Finalmente avrei potuto avere quella villa con giardino che
sogno da una vita. Avrei sicuramente vinto. Il mio operato era
stato assolutamente corretto, nessuno avrebbe potuto fare meglio
di me... Di me? Ma, a dir la verità, non ricordavo per
nulla quel caso. Come si chiama la signora? E quando sarebbe
successo tutto questo? Quando?
Piccole distrazioni
Il sogno della villa con giardino svanì di colpo. Nei
giorni indicati dalla signora, in cui si sarebbero svolti i
fatti io ero già sbarcato. La signora era stata curata,
male secondo lei, benissimo secondo me, dal collega che era
salito a bordo dopo che io ero tornato a casa. Chiesi all'ispettore:
Ma perché la signora ha fatto il mio nome?.
L'ispettore mi guardò sorpreso: La signora non
ha fatto il suo nome. La denuncia è contro il medico
di bordo, non c'è nessun nome. E allora da
dove spunta fuori il nome?. Si è sbagliato
il magistrato. Capita. Si sarà fatto dare dalla Compagnia
l'elenco dei medici di bordo e avrà visto che quel mese
il medico di bordo era Lei.
All'inizio del mese sì, ma al termine no. Non è
mica obbligatorio imbarcare e sbarcare al cambio del mese.
Purtroppo il magistrato queste cose non le sa.

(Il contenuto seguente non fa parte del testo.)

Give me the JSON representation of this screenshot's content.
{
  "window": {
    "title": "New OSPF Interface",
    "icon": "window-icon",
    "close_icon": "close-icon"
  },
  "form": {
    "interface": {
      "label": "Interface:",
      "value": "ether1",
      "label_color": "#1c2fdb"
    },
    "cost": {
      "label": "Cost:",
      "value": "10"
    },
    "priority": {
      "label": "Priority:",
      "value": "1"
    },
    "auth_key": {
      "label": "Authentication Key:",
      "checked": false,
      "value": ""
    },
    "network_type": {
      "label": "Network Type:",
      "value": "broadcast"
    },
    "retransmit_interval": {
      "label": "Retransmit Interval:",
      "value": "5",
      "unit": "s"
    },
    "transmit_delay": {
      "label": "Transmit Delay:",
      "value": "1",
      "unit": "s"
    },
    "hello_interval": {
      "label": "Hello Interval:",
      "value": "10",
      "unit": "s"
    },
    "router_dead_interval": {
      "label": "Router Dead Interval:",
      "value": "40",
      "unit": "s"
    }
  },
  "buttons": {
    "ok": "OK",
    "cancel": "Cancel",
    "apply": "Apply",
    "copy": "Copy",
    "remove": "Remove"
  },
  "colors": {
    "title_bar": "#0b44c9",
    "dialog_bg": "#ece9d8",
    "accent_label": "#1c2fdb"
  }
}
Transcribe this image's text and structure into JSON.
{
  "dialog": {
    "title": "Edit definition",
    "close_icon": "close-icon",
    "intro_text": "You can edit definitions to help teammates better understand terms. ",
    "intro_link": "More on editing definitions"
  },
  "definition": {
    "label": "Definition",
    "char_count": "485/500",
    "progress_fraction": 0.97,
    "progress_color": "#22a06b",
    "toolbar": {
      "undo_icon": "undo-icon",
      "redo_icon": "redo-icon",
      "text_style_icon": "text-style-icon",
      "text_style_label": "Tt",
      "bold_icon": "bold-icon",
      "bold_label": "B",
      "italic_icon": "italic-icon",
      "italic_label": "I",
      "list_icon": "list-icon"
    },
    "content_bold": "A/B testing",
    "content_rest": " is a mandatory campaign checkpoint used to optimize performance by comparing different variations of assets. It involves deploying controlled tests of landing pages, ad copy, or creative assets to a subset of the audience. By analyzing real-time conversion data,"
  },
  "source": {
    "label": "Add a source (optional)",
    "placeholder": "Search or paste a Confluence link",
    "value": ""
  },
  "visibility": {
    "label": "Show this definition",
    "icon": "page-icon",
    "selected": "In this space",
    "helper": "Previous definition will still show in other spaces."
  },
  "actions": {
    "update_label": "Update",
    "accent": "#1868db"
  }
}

Può darsi, ma avrebbe dovuto chiedere alla Compagnia
chi era il medico in quei giorni, invece di farsi dare gli elenchi
e lasciarsi guidare dalla sua cultura. Adesso che cosa faccio?
Chiedo i danni al magistrato?. No. Non è
previsto. Il magistrato non paga mai, nemmeno se sbaglia.
Veniamo dunque alla morale: finché i magistrati continueranno
a non rispondere dei loro errori, noi medici (come tutti gli
altri cittadini, purtroppo) continueremo a pagare anche per
gli errori dei magistrati. E va sottolineato che per errori
non intendo solo gli errori madornali come quello descritto.
Errore è anche quello del magistrato che manda avanti
ogni e qualsiasi denuncia senza valutarne l'attendibilità
e plausibilità.
Non si possono scomodare cittadini innocenti fino a prova contraria
solo perché qualcuno ha avuto il buon tempo di denunciarli.
Soprattutto nel caso della malpractice, prima di verificare
se i fatti si sono svolti come descritto in denuncia, bisognerebbe
verificare con i periti se, nell'ipotesi che i fatti fossero
veri, il comportamento così come segnalato configura
davvero gli estremi della negligenza, imprudenza o imperizia.
Se così si facesse, probabilmente almeno la metà
delle denunce non arriverebbe mai a intasare i nostri Tribunali.